Weeds today are considered to be the most important pest group which interferes with utilization of land and water resources. The losses caused by them to horticulture are greater than any other pest category.
Some of the several definitions given to the term “weed” are listed below.
A weed is a plant:
- Growing where it is not desired
- Out of place
- Growing where something else should grow or nothing should grow
- Whose potential for harm is greater than for good
- Extremely noxious, useless or poisonous
- Whose economic value has not been discovered
Careful examination and analysis of these definitions indicate that the term “Weed” is very much relative to a situation, time, and to an individual concerned.
In general, due to the following reasons, weeds are undesirable plants at any place and time and have to be managed:
- Weeds Cause Yield Reduction Of Crops Through Competition And Allopathic Effect
1. Competition for Nutrients
Analysis of mineral composition of common weeds and crop plants indicates that the former accumulate high concentration of plant nutrients in their tissues and in many cases, they are more than those found in common crop plants.
2. Competition for Solar Energy
About 99% of the dry matter of plants are composed of organic matter which depend upon solar energy for production. Production potentials of crop plants shaded with weeds are greatly reduced and they may even appear chlorotic and weak.
3. Competition for Water
For producing equal amount of dry matter, weeds in general transpire more water than most crop plants. This may be of importance in dry land agriculture where moisture is very often a limiting factor.
4. Competition for Space
Competition for space may be both in the atmosphere as well as in the rhizosphere preventing the crop plants respectively from photosynthesis and moisture and nutrient uptake.
5. Allopathic Effects
Allelopathy involves any direct or indirect harmful effect on another plant through the release of chemical compounds on the other. These chemical compounds may inhibit seed germination or reduce growth of other plants.
- Weeds Harbour Other Pests
Weeds growing in the crop fields, harbour insects disease organisms and other pests.

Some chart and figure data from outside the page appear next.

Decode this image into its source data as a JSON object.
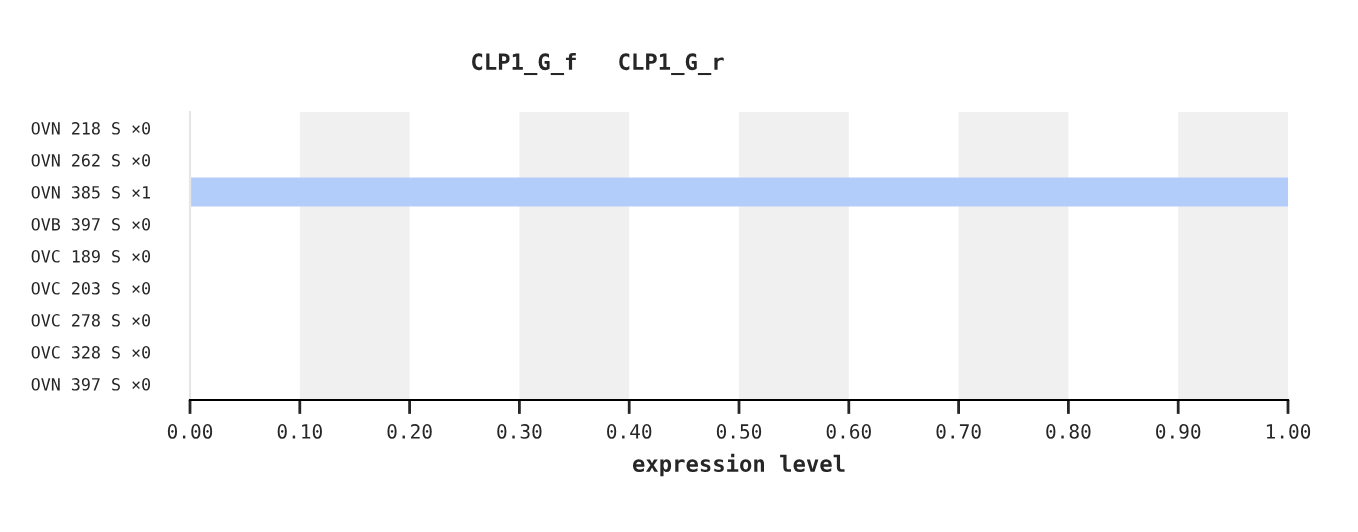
{
  "chart_data": {
    "type": "bar",
    "orientation": "horizontal",
    "title": "CLP1_G_f   CLP1_G_r",
    "xlabel": "expression level",
    "categories": [
      "OVN 218 S ×0",
      "OVN 262 S ×0",
      "OVN 385 S ×1",
      "OVB 397 S ×0",
      "OVC 189 S ×0",
      "OVC 203 S ×0",
      "OVC 278 S ×0",
      "OVC 328 S ×0",
      "OVN 397 S ×0"
    ],
    "values": [
      0,
      0,
      1.0,
      0,
      0,
      0,
      0,
      0,
      0
    ],
    "color": "#b3cdfb",
    "xlim": [
      0,
      1
    ],
    "xticks": [
      {
        "value": 0,
        "label": "0.00"
      },
      {
        "value": 0.1,
        "label": "0.10"
      },
      {
        "value": 0.2,
        "label": "0.20"
      },
      {
        "value": 0.3,
        "label": "0.30"
      },
      {
        "value": 0.4,
        "label": "0.40"
      },
      {
        "value": 0.5,
        "label": "0.50"
      },
      {
        "value": 0.6,
        "label": "0.60"
      },
      {
        "value": 0.7,
        "label": "0.70"
      },
      {
        "value": 0.8,
        "label": "0.80"
      },
      {
        "value": 0.9,
        "label": "0.90"
      },
      {
        "value": 1.0,
        "label": "1.00"
      }
    ],
    "bands": [
      {
        "axis": "x",
        "from": 0.1,
        "to": 0.2,
        "color": "#f0f0f0"
      },
      {
        "axis": "x",
        "from": 0.3,
        "to": 0.4,
        "color": "#f0f0f0"
      },
      {
        "axis": "x",
        "from": 0.5,
        "to": 0.6,
        "color": "#f0f0f0"
      },
      {
        "axis": "x",
        "from": 0.7,
        "to": 0.8,
        "color": "#f0f0f0"
      },
      {
        "axis": "x",
        "from": 0.9,
        "to": 1.0,
        "color": "#f0f0f0"
      }
    ],
    "grid": false,
    "legend": false
  }
}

Outside the fields, weeds often act as alternate or parallel hosts to crop pests which migrate to the main fields. Control of these pests should also be undertaken, which enhances the cost of plant protection.
- Weeds Reduce the Quality of Farm Produce
Weeds reduce the quality through admixture of weed seeds which produce odd odours, increase moisture contents and cause the produce in warehouses to heat and rot. Fruits and vegetables are discoloured and malformed under the impact of weeds.
- Weeds Increase the Cost of Labour and Equipment
Because of weeds, more time and labour are spent on land preparation and cultivation, cleaning, irrigation and drainage channels and harvesting and cleaning produce. Likewise, maintenance and repair costs tools and equipment also would increase.
- Weeds Contaminate Water Bodies and Increase Water Management Problems
Weeds impede navigation, reduce flow rate of irrigation water by 50% or more, and clog irrigation and drainage channels, increase evapo-transpiration by 130 – 250%.
Therefore, for the formulation of a sound weed management programme, thorough knowledge of the weed problem in an area or a farm, their prevalence, density, frequency, association with crops and their changing patterns under field conditions is required. Hence, a floristic survey of the region or one’s own farm should be able to help identify the weeds.